In many cases, once the police get the information from the confidential informant (CI), the police go and begin their own investigation to include surveillance, undercover drug buys and search warrants. They make their drug case based on what the police observe through the surveillance, drug buys and searches. They do not necessarily use the CI to make the new case; they use him/her for preliminary information to begin their investigation. In other words, while the CI provided the information, he/she was not involved in the investigation that resulted in the charges. If this is the case, the state may not have to reveal the identity of the CI. The criminal defense lawyer may file a motion requesting the identity of the CI, but the discovery rules in Florida protect a CI from disclosure. The general rule is the state does not have to disclose the identity of the CI unless the state plans to have the CI testify at a hearing or trial. If the CI made an undercover buy or was integral to the conduct that resulted in the pending charges, it is likely that the state would have to reveal his/her identity at some point. However, if the CI was just used for information and the case was made by the police, the defendant may never know the identity of the CI throughout the course of the case.

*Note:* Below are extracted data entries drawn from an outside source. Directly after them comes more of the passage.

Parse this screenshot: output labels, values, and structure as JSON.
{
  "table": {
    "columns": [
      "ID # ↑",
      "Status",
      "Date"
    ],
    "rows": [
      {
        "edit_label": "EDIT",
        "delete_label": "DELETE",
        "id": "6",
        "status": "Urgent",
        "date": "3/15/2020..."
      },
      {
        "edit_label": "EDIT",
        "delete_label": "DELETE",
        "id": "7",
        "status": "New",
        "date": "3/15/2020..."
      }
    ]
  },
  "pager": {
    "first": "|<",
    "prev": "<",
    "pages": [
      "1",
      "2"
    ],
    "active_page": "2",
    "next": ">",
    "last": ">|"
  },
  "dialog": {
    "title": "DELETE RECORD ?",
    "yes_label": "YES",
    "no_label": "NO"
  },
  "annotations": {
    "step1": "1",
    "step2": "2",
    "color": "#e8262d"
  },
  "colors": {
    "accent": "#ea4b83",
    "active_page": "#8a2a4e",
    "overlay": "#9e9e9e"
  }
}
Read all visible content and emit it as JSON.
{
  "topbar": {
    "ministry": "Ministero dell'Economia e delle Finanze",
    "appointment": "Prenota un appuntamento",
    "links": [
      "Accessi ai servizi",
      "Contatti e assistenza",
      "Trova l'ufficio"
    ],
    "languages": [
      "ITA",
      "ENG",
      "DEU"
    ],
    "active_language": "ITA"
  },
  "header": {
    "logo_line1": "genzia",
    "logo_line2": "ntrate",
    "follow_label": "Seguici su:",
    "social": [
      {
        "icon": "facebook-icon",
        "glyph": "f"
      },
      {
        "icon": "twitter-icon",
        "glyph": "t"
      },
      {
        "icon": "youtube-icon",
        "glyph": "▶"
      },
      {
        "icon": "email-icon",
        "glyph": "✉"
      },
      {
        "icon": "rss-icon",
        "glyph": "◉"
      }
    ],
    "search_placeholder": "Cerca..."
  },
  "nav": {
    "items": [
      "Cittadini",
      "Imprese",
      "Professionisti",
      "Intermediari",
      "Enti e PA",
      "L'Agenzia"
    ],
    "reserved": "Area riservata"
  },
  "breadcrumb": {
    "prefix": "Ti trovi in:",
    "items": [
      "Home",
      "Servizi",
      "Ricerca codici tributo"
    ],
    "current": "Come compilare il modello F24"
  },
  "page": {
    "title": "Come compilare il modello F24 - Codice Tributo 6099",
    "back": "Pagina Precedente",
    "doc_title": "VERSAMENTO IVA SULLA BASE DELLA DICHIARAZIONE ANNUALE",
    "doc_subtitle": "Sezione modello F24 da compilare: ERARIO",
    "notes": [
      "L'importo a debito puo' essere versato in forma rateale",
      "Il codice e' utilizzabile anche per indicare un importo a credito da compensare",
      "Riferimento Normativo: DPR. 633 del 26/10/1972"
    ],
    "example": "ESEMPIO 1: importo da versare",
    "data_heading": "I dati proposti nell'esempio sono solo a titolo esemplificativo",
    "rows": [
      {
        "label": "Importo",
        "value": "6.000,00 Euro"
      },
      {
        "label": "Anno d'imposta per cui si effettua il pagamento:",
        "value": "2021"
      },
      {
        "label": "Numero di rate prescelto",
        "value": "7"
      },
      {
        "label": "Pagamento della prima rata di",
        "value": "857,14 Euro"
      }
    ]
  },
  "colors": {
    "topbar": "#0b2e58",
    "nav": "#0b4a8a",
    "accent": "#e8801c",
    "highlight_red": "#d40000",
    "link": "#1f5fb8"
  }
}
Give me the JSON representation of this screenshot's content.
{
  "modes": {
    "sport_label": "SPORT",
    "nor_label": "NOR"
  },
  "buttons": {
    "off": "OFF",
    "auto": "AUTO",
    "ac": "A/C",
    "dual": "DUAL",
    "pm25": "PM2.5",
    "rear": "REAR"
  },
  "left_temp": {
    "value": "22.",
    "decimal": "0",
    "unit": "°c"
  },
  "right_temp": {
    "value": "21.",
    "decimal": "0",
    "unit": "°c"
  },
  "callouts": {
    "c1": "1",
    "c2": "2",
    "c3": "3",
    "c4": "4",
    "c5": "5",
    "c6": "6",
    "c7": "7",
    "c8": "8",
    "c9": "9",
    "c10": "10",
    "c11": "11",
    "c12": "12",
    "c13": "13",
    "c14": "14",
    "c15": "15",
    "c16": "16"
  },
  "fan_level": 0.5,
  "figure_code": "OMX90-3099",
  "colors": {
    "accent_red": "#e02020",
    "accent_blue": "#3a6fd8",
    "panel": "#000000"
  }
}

In Florida, if the state believes a person has committed a crime, there is going to be a statute of limitations attached to that case. The statute of limitations in Florida means that the state has a certain period of time from the date the crime was committed to prosecute the case. With some exceptions, if the state does not prosecute the case within the required period of time, the criminal defense lawyer can file a motion to dismiss the charges. The number of years required by the Florida statute of limitations varies depending on the criminal charge, but two to four years is fairly common.

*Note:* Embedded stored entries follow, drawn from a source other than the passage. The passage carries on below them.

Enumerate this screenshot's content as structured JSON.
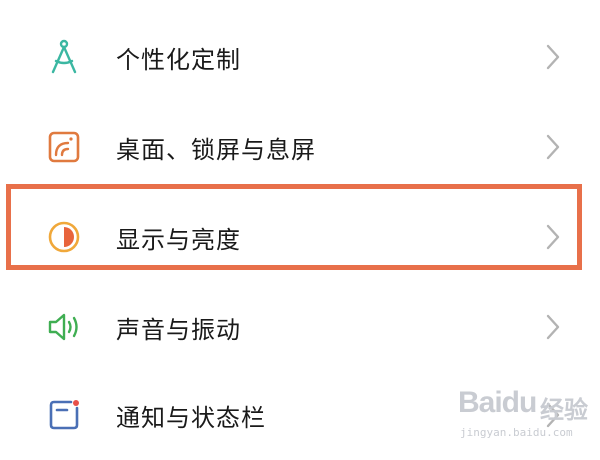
{
  "settings": {
    "items": [
      {
        "label": "个性化定制",
        "icon": "compass-icon",
        "icon_color": "#3bb7a2"
      },
      {
        "label": "桌面、锁屏与息屏",
        "icon": "wallpaper-icon",
        "icon_color": "#e07a3f"
      },
      {
        "label": "显示与亮度",
        "icon": "brightness-icon",
        "icon_color": "#f0a83a"
      },
      {
        "label": "声音与振动",
        "icon": "speaker-icon",
        "icon_color": "#3fae52"
      },
      {
        "label": "通知与状态栏",
        "icon": "notification-icon",
        "icon_color": "#4a6fb5"
      }
    ],
    "highlight_color": "#e8704a"
  },
  "watermark": {
    "brand": "Baidu",
    "suffix": "经验",
    "url": "jingyan.baidu.com"
  }
}
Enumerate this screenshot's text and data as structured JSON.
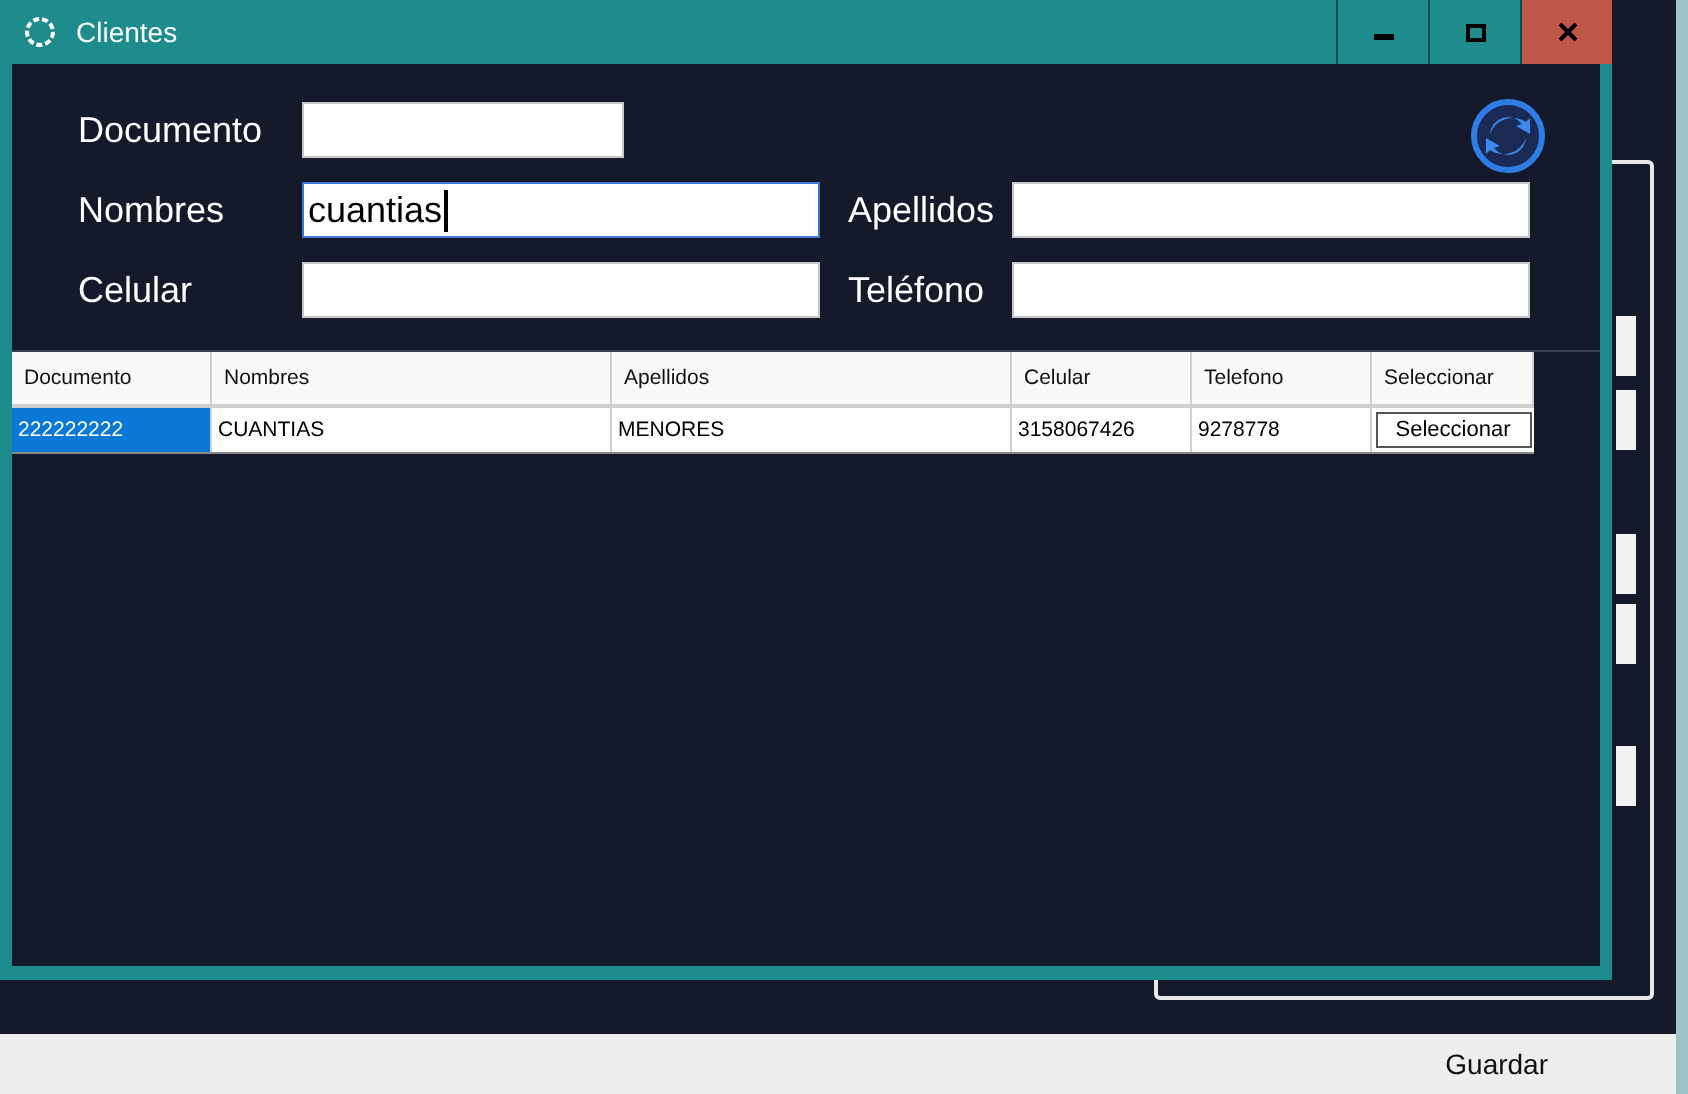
{
  "background_window": {
    "save_button": "Guardar"
  },
  "window": {
    "title": "Clientes"
  },
  "form": {
    "fields": [
      {
        "label": "Documento",
        "focused": false
      },
      {
        "label": "Nombres",
        "value": "cuantias",
        "focused": true
      },
      {
        "label": "Apellidos",
        "focused": false
      },
      {
        "label": "Celular",
        "focused": false
      },
      {
        "label": "Teléfono",
        "focused": false
      }
    ]
  },
  "table": {
    "columns": [
      "Documento",
      "Nombres",
      "Apellidos",
      "Celular",
      "Telefono",
      "Seleccionar"
    ],
    "rows": [
      {
        "cells": [
          "222222222",
          "CUANTIAS",
          "MENORES",
          "3158067426",
          "9278778"
        ],
        "button": "Seleccionar",
        "selected": true
      }
    ]
  }
}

For instance, if the state believes a person committed a misdemeanor crime and four years passes before the state arrests the suspect, that would likely be a statute of limitations issue if the suspect has been living in the state of Florida for all or most of that time. The state is obligated to conduct a diligent search to find the suspect and bring charges against him in a timely manner. The state can check driver’s license records, utility records, traffic tickets and other methods to locate a suspect living in Florida. The reason behind the statute of limitations is that a suspect has a constitutional right to defend him/herself against criminal charges. If the state delays and takes too long to prosecute a suspect, witnesses may disappear or forget what happened which could compromise a defendant’s ability to present a defense.

There are exceptions to the statute of limitations, however. Another way to say this is that certain events may toll the statute of limitations, or stop the time from running. For instance, the state is not required to search for a person who is out of the state of Florida for an extended period of time. Therefore, if a suspect allegedly commits a misdemeanor crime in 2010 and then leaves Florida for three years and is ultimately arrested for the crime in 2014. The defendant may not be able to use the statute of limitations to dismiss the case.